These are the ones you need to know about.
One billion dollars is a lot of money. So much, in fact, that your odds of winning an Oscar are greater than your odds of becoming a billionaire.
However, just because you may never acquire the kind of wealth that Bill Gates, Steve Jobs, and Warren Buffet have, doesn’t mean there aren’t valuable lessons to be obtained from these kinds of individuals. In reality, learning from the most skilled people in any field of work is one of the absolute best ways to find greater success in your own life.
I studied electrical and computer engineering in college because I have always loved technology, innovation, and creative problem solving. I regularly read up on the latest and greatest new products from companies like Tesla and Microsoft, and their CEOs just so happen to be two incredibly well-known billionaires.
Interestingly enough, there are a few key traits that separate the billionaires from the rest of the world, including the millionaires, which places them in the top 0.0002 percent of the planet’s population.
While I don’t expect that I will ever become a billionaire, I have tried to apply some of their key habits to my own life to build up my savings, and I think they are worth sharing. The following are three traits that separate the billionaires from everyone else in the world, including the millionaires.
1. They aren’t afraid to do this.
Most people who have reached billionaire status haven’t done so without taking some pretty big risks.
Warren Buffet played the stock market. Elon Musk invested his PayPal earnings into Tesla and SpaceX. These were huge risks that ultimately paid off.
The truth is, if you never take risks in life, you could miss out on a lot of great opportunities, especially in the financial world.
As a constant worrier, this billionaire trait has been one of the hardest for me to adopt. However, I have made a goal for 2021 to get my feet wet with investing. I plan to do so at a small scale since I have very little experience investing in stocks, but it will still give me some experience when I finally do decide to take the plunge and invest
The main takeaway here is that taking risks is necessary to make financial gains, and billionaires have shown us that big risks truly can lead to big rewards.
2. They don’t climb the corporate ladder.
When I was nearing the end of college, I was torn on what to do next. I had some job interviews lined up in my field of study, and I did pursue a few to keep my options open.
However, I couldn’t shake the feeling that it just wasn’t the right path for me at this time. Maybe it had something to do with the fact that both my parents work from home and my father has been self employed for almost twenty years. I have seen first hand some of the perks of working remotely, building your own brand, and being your own boss.
Ultimately, I decided to take a leap of faith and pursue freelance writing and online re-selling, and it has made me happier than I ever could have imagined.
As it turns out, the billionaires of the world also build their own brands.
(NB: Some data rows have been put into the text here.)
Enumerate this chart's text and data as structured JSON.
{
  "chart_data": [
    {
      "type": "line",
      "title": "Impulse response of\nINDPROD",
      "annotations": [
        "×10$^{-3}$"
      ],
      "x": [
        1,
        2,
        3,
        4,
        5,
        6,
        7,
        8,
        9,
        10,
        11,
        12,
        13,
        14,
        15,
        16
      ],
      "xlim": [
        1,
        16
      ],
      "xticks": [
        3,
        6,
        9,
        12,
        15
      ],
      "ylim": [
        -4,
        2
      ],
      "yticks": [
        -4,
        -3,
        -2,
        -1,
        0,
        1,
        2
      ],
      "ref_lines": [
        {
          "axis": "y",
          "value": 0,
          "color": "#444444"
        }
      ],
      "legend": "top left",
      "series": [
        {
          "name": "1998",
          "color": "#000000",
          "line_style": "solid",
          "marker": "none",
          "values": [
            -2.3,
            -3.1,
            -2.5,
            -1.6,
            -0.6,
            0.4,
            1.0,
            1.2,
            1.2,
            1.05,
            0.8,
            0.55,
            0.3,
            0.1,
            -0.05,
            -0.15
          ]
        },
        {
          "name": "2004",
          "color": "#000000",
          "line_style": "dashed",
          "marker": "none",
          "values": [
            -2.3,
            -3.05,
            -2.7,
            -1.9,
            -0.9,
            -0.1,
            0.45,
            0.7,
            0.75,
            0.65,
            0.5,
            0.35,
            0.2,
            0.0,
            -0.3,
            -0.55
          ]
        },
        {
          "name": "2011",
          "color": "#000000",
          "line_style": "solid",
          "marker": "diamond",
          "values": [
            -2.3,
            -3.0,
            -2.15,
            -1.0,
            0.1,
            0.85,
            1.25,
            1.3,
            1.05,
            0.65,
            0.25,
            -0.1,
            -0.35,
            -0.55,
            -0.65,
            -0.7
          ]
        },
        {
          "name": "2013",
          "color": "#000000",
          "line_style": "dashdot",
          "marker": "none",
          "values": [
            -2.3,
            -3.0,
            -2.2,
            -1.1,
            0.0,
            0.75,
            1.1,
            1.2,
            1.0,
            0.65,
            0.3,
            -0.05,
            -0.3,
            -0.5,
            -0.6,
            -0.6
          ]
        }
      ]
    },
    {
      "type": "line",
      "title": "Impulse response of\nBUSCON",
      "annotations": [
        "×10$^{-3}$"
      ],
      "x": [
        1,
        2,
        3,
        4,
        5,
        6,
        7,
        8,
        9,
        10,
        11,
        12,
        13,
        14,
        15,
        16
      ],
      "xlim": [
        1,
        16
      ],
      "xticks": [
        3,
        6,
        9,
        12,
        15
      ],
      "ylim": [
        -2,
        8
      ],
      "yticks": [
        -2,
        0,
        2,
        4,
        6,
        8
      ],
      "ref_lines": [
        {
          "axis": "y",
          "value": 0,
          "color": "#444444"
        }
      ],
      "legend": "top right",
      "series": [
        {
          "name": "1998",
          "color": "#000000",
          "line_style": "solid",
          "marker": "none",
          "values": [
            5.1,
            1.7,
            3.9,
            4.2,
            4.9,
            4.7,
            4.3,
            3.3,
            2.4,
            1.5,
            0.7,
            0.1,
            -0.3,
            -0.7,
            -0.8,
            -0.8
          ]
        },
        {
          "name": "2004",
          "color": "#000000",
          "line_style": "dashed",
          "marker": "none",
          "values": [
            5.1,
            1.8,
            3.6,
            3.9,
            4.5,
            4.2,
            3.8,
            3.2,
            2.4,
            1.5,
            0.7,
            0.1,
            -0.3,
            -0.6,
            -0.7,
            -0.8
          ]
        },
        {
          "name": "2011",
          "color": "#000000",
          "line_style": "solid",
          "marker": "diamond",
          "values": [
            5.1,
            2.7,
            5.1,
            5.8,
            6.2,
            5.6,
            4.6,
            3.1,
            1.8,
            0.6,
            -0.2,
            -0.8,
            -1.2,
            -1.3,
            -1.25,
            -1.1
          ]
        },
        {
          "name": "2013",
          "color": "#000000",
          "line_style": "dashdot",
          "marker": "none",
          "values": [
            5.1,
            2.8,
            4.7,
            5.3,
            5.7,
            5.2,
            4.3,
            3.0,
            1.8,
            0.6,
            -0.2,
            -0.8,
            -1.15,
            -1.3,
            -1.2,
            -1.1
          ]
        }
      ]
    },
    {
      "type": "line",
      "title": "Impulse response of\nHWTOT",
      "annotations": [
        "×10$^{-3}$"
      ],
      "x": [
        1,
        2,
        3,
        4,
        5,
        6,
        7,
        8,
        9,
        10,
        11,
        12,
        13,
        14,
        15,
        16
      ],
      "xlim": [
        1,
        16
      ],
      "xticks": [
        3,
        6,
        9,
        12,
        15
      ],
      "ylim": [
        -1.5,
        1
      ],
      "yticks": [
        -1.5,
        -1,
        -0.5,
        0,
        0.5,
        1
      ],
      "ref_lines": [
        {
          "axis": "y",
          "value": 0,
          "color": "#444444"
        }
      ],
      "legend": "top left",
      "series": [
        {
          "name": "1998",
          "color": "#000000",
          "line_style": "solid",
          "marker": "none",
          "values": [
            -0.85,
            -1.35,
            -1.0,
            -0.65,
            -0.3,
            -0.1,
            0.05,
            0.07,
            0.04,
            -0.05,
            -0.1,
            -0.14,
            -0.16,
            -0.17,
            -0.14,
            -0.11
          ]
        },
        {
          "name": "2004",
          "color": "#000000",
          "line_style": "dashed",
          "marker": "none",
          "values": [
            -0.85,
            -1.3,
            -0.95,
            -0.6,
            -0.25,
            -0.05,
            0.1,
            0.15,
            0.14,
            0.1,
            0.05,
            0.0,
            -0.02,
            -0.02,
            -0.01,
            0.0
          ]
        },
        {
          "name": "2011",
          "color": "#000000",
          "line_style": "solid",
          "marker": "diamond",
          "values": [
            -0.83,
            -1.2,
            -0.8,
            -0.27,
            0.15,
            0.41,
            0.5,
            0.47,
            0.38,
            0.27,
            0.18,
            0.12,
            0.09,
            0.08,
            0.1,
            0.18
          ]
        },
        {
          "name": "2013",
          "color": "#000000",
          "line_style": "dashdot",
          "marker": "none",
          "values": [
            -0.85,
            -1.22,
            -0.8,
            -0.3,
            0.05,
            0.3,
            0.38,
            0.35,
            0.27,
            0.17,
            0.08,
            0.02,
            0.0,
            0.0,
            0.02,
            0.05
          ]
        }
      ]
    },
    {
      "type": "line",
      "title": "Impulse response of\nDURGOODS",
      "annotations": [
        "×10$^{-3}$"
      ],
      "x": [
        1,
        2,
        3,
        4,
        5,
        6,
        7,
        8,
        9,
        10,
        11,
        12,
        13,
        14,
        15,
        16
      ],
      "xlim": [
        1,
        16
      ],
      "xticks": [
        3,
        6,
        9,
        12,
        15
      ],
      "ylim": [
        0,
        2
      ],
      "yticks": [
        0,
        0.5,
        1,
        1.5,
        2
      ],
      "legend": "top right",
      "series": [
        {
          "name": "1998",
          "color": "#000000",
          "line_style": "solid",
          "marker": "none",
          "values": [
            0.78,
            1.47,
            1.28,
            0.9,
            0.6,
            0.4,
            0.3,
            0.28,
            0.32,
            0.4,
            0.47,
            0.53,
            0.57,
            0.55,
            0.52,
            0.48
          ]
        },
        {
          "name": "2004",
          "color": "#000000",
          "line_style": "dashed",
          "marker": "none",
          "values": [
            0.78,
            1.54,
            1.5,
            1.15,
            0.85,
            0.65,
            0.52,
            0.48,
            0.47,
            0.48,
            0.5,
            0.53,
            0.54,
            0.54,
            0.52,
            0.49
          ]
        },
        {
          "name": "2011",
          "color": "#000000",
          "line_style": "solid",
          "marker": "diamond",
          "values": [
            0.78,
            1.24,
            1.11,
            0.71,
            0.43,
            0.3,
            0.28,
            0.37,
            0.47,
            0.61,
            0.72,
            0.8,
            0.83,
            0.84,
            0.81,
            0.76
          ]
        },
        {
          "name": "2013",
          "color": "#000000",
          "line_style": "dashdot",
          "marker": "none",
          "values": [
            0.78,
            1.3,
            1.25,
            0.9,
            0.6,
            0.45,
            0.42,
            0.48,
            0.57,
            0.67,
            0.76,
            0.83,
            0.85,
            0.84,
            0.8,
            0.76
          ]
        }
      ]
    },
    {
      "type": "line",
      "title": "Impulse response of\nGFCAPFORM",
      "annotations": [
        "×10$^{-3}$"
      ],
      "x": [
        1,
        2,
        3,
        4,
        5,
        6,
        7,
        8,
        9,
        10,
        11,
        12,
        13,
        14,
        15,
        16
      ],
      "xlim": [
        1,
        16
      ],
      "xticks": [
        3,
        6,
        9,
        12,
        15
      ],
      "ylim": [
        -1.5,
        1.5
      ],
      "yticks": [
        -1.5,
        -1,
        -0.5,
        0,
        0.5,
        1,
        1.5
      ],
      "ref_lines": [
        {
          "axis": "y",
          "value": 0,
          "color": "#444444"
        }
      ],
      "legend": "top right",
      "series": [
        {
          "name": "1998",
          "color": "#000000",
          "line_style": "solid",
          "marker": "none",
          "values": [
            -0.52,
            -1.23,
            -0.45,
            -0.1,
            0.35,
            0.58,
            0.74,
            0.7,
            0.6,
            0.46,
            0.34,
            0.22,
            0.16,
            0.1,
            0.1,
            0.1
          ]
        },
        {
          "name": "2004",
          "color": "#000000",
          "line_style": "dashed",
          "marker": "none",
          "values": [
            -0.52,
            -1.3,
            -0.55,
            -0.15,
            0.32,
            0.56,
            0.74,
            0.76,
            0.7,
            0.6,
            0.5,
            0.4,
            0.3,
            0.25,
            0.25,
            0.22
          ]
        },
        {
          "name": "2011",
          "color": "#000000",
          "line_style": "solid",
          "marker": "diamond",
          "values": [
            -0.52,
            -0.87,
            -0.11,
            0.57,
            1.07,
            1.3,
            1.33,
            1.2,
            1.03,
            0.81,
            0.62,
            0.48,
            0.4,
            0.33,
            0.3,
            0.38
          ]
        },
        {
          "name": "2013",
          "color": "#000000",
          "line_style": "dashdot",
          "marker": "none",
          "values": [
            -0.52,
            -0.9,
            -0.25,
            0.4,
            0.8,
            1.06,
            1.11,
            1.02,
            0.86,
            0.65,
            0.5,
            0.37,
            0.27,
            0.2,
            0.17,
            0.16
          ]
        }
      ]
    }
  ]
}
Bill Gates, whose net worth is estimated at $107 billion, founded Microsoft. Brian Chesky, who co-founded Airbnb, has a net worth of about $3.7 billion. On the other hand, Tim Cook, who runs a tech company worth almost $1 trillion (Apple), is worth far less, at around $625 million.
The point is, those who make it to billionaire status don’t do so by working for someone else’s large corporation. Instead, they create their own company with innovative products that fill a gap in society.
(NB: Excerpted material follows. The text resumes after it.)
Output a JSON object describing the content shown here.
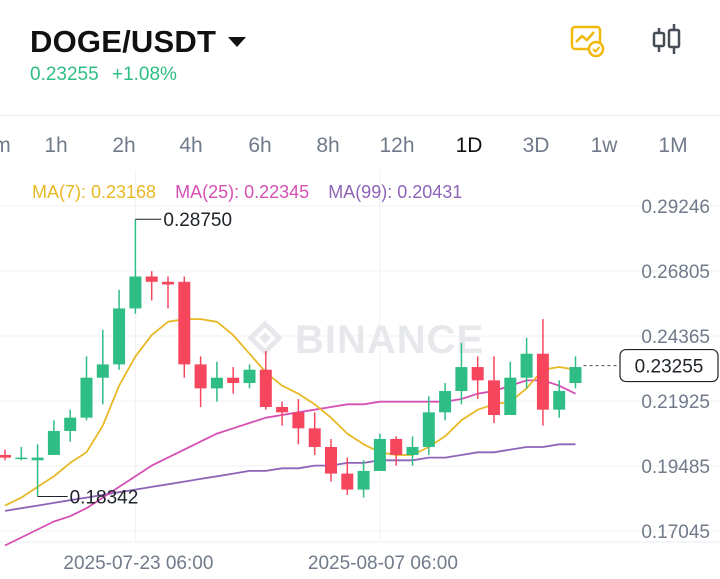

I have applied this strategy to my own life through building my online business and establishing my brand, and you can do the same. It doesn’t even have to be your main source of income. My freelance writing started off as a small side hustle, and grew from there. The key takeaway here is to find your passion, and make time to pursue it.
3. They are shockingly frugal.
This one surprised even me. After all, billionaires have more money than they could ever possibly spend.
However, many of them are actually known for being frugal, because they share the following key trait:
“They get pleasure making money, but don’t enjoy spending it…Take for example, Warren Buffett, the fourth-richest person in the world with a net worth of around $87.3 billion. Despite his massive wealth, the 88-year-old still lives in the same modest Omaha house he purchased in 1958 for $31,500 (which is around $277,000 in today’s dollars).”
Now, to the average person, $277,000 dollars is a lot of money. For a billionaire, it is essentially pennies. So, it appears that some of the wealthiest people truly are quite frugal with their money.
In recent years, I have tried to adopt the same habit, and minimize my own spending as much as possible. I know the rush that I get purchasing a pair of jeans I don’t need or new shoes that I will hardly wear won’t last, and that money would be better off saved or invested for future returns.
The takeaway here is to be frugal with your money. Fancy cars and designer clothes will depreciate over time, but long term investments have the potential to grow your wealth immensely. Plus, you never know when an emergency could pop up, and you will be glad to have extra cash saved up when it does.
While most of us will never reach it to billionaire status, we can learn a thing or two from people like Bill Gates and Warren Buffet.
My ultimate goal is to achieve financial security so that I can live a comfortable life and not have to worry about making enough money to pay for rent, groceries, utilities, and other necessities.
If you work hard, take calculated risks, devote time to building your own brand in some capacity, and are frugal with your money, success will eventually find you.